Statistics: Bootstrapping

Initialize NeuroAnalyzer
using NeuroAnalyzer
using Statistics
eeg = load("files/eeg.hdf")
e10 = epoch(eeg, ep_len = 10)

Bootstrapping is a resampling method used to estimate the sampling distribution of a statistic by repeatedly sampling with replacement from the observed data. It is widely used in statistical inference, machine learning, and signal processing (e.g., EEG analysis) to:

  • Estimate confidence intervals,
  • Assess uncertainty in estimators,
  • Test hypotheses,
  • Validate models,
  • Handle small or non-normal datasets.

Bootstrapping is a non-parametric method that uses resampling to approximate the sampling distribution of a statistic (e.g., mean, median, correlation). It is particularly useful when:

  • The theoretical distribution of the statistic is unknown,
  • The sample size is small,
  • The data is non-normal,
  • Parametric assumptions (e.g., normality) are violated.

Key Ideas

Instead of relying on theoretical distributions (e.g., normal distribution for means), bootstrapping uses the data itself to estimate uncertainty by:

  • Resampling the data with replacement,
  • Computing the statistic for each resample,
  • Repeating this process many times (e.g., 1000–10,000 iterations),
  • Using the distribution of bootstrap statistics to estimate confidence intervals, bias, or p-values.

Calculate CI

Getting the first 2 seconds of the channel 1 of epochs 1:10 and calculating its mean and 95% CI:

s2 = t2s(e10, t = 2) # in samples
s = e10.data[1, 1:s2, 1:10]
bs_data = bootstrap_ci(s, cl = 0.95)
s_avg, s_l, s_u = bs_data.gm, bs_data.ll, bs_data.ul

Plotting CI:

t = e10.epoch_time[1:s2] # time points
plot_ci(s_avg,
        s_l,
        s_u,
        t,
        xlabel = "Time [s]",
        ylabel = "Amplitude")

Calculate Statistics

In NeuroAnalyzer, you can calculate any statistical function (e.g., mean, median, correlation) using the bootstrapping method by providing the function as a string with obj as a placeholder for the signal data.

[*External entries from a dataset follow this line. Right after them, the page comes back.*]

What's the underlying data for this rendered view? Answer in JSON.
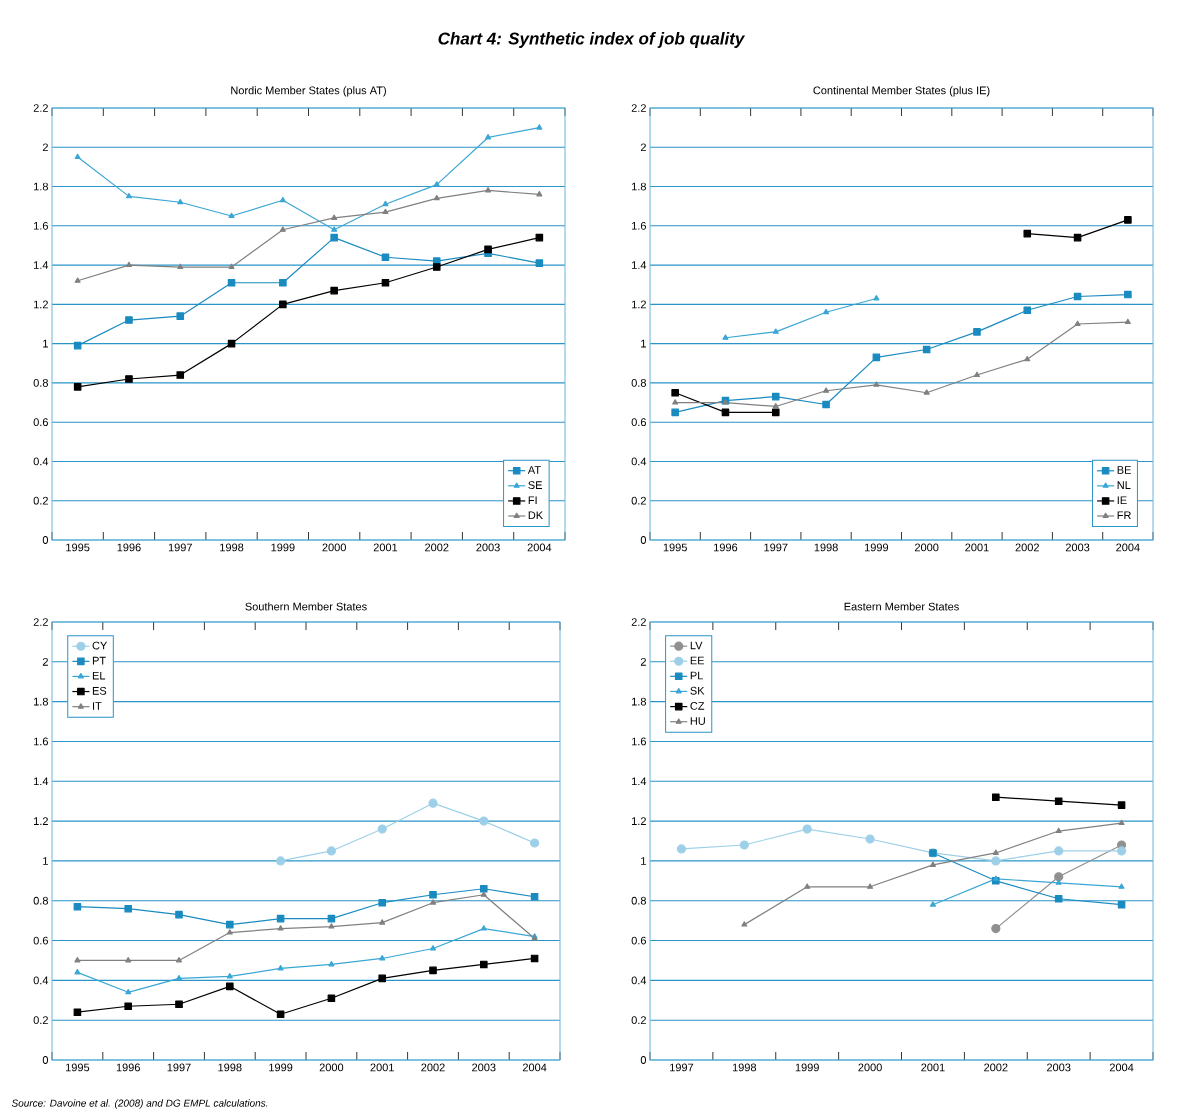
{
  "chart_data": [
    {
      "type": "other",
      "title": "Chart 4: Synthetic index of job quality",
      "annotations": [
        "Source: Davoine et al.  (2008) and DG EMPL calculations."
      ]
    },
    {
      "type": "line",
      "title": "Nordic Member States (plus AT)",
      "categories": [
        "1995",
        "1996",
        "1997",
        "1998",
        "1999",
        "2000",
        "2001",
        "2002",
        "2003",
        "2004"
      ],
      "ylim": [
        0,
        2.2
      ],
      "yticks": [
        0,
        0.2,
        0.4,
        0.6,
        0.8,
        1,
        1.2,
        1.4,
        1.6,
        1.8,
        2,
        2.2
      ],
      "grid": "y",
      "legend": "bottom right",
      "series": [
        {
          "name": "AT",
          "color": "#1a8bc0",
          "marker": "square",
          "values": [
            0.99,
            1.12,
            1.14,
            1.31,
            1.31,
            1.54,
            1.44,
            1.42,
            1.46,
            1.41
          ]
        },
        {
          "name": "SE",
          "color": "#3aa6d6",
          "marker": "triangle",
          "values": [
            1.95,
            1.75,
            1.72,
            1.65,
            1.73,
            1.58,
            1.71,
            1.81,
            2.05,
            2.1
          ]
        },
        {
          "name": "FI",
          "color": "#000000",
          "marker": "square",
          "values": [
            0.78,
            0.82,
            0.84,
            1.0,
            1.2,
            1.27,
            1.31,
            1.39,
            1.48,
            1.54
          ]
        },
        {
          "name": "DK",
          "color": "#808080",
          "marker": "triangle",
          "values": [
            1.32,
            1.4,
            1.39,
            1.39,
            1.58,
            1.64,
            1.67,
            1.74,
            1.78,
            1.76
          ]
        }
      ]
    },
    {
      "type": "line",
      "title": "Continental Member States (plus IE)",
      "categories": [
        "1995",
        "1996",
        "1997",
        "1998",
        "1999",
        "2000",
        "2001",
        "2002",
        "2003",
        "2004"
      ],
      "ylim": [
        0,
        2.2
      ],
      "yticks": [
        0,
        0.2,
        0.4,
        0.6,
        0.8,
        1,
        1.2,
        1.4,
        1.6,
        1.8,
        2,
        2.2
      ],
      "grid": "y",
      "legend": "bottom right",
      "series": [
        {
          "name": "BE",
          "color": "#1a8bc0",
          "marker": "square",
          "values": [
            0.65,
            0.71,
            0.73,
            0.69,
            0.93,
            0.97,
            1.06,
            1.17,
            1.24,
            1.25
          ]
        },
        {
          "name": "NL",
          "color": "#3aa6d6",
          "marker": "triangle",
          "values": [
            null,
            1.03,
            1.06,
            1.16,
            1.23,
            null,
            null,
            null,
            null,
            null
          ]
        },
        {
          "name": "IE",
          "color": "#000000",
          "marker": "square",
          "values": [
            0.75,
            0.65,
            0.65,
            null,
            null,
            null,
            null,
            1.56,
            1.54,
            1.63
          ]
        },
        {
          "name": "FR",
          "color": "#808080",
          "marker": "triangle",
          "values": [
            0.7,
            0.7,
            0.68,
            0.76,
            0.79,
            0.75,
            0.84,
            0.92,
            1.1,
            1.11
          ]
        }
      ]
    },
    {
      "type": "line",
      "title": "Southern Member States",
      "categories": [
        "1995",
        "1996",
        "1997",
        "1998",
        "1999",
        "2000",
        "2001",
        "2002",
        "2003",
        "2004"
      ],
      "ylim": [
        0,
        2.2
      ],
      "yticks": [
        0,
        0.2,
        0.4,
        0.6,
        0.8,
        1,
        1.2,
        1.4,
        1.6,
        1.8,
        2,
        2.2
      ],
      "grid": "y",
      "legend": "top left",
      "series": [
        {
          "name": "CY",
          "color": "#9dd0e8",
          "marker": "circle",
          "values": [
            null,
            null,
            null,
            null,
            1.0,
            1.05,
            1.16,
            1.29,
            1.2,
            1.09
          ]
        },
        {
          "name": "PT",
          "color": "#1a8bc0",
          "marker": "square",
          "values": [
            0.77,
            0.76,
            0.73,
            0.68,
            0.71,
            0.71,
            0.79,
            0.83,
            0.86,
            0.82
          ]
        },
        {
          "name": "EL",
          "color": "#3aa6d6",
          "marker": "triangle",
          "values": [
            0.44,
            0.34,
            0.41,
            0.42,
            0.46,
            0.48,
            0.51,
            0.56,
            0.66,
            0.62
          ]
        },
        {
          "name": "ES",
          "color": "#000000",
          "marker": "square",
          "values": [
            0.24,
            0.27,
            0.28,
            0.37,
            0.23,
            0.31,
            0.41,
            0.45,
            0.48,
            0.51
          ]
        },
        {
          "name": "IT",
          "color": "#808080",
          "marker": "triangle",
          "values": [
            0.5,
            0.5,
            0.5,
            0.64,
            0.66,
            0.67,
            0.69,
            0.79,
            0.83,
            0.61
          ]
        }
      ]
    },
    {
      "type": "line",
      "title": "Eastern Member States",
      "categories": [
        "1997",
        "1998",
        "1999",
        "2000",
        "2001",
        "2002",
        "2003",
        "2004"
      ],
      "ylim": [
        0,
        2.2
      ],
      "yticks": [
        0,
        0.2,
        0.4,
        0.6,
        0.8,
        1,
        1.2,
        1.4,
        1.6,
        1.8,
        2,
        2.2
      ],
      "grid": "y",
      "legend": "top left",
      "series": [
        {
          "name": "LV",
          "color": "#909090",
          "marker": "circle",
          "values": [
            null,
            null,
            null,
            null,
            null,
            0.66,
            0.92,
            1.08
          ]
        },
        {
          "name": "EE",
          "color": "#9dd0e8",
          "marker": "circle",
          "values": [
            1.06,
            1.08,
            1.16,
            1.11,
            1.04,
            1.0,
            1.05,
            1.05
          ]
        },
        {
          "name": "PL",
          "color": "#1a8bc0",
          "marker": "square",
          "values": [
            null,
            null,
            null,
            null,
            1.04,
            0.9,
            0.81,
            0.78
          ]
        },
        {
          "name": "SK",
          "color": "#3aa6d6",
          "marker": "triangle",
          "values": [
            null,
            null,
            null,
            null,
            0.78,
            0.91,
            0.89,
            0.87
          ]
        },
        {
          "name": "CZ",
          "color": "#000000",
          "marker": "square",
          "values": [
            null,
            null,
            null,
            null,
            null,
            1.32,
            1.3,
            1.28
          ]
        },
        {
          "name": "HU",
          "color": "#808080",
          "marker": "triangle",
          "values": [
            null,
            0.68,
            0.87,
            0.87,
            0.98,
            1.04,
            1.15,
            1.19
          ]
        }
      ]
    }
  ]
}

s = e10.data[1, :, 1:10] # get epochs 1 to 10 for channel 1
s_stat = mean(s)         # mean of the data
s_dist = bootstrap_stat(s,
                        f = "mean(obj)",
                        n1 = 3000,
                        n2 = 1000)

f: The statistical function to compute (as a string). Use obj as a placeholder for the data.\ n1: number of bootstrap resamples; must be ≥ 1.\ n2: number of epochs drawn per resample; must be ≥ 1.

The result is bootstrap distribution of the statistic.

Plotting the distribution against calculate mean:

plot_histogram(s_dist,
               s_stat,
               draw_median = false,
               draw_mean = true)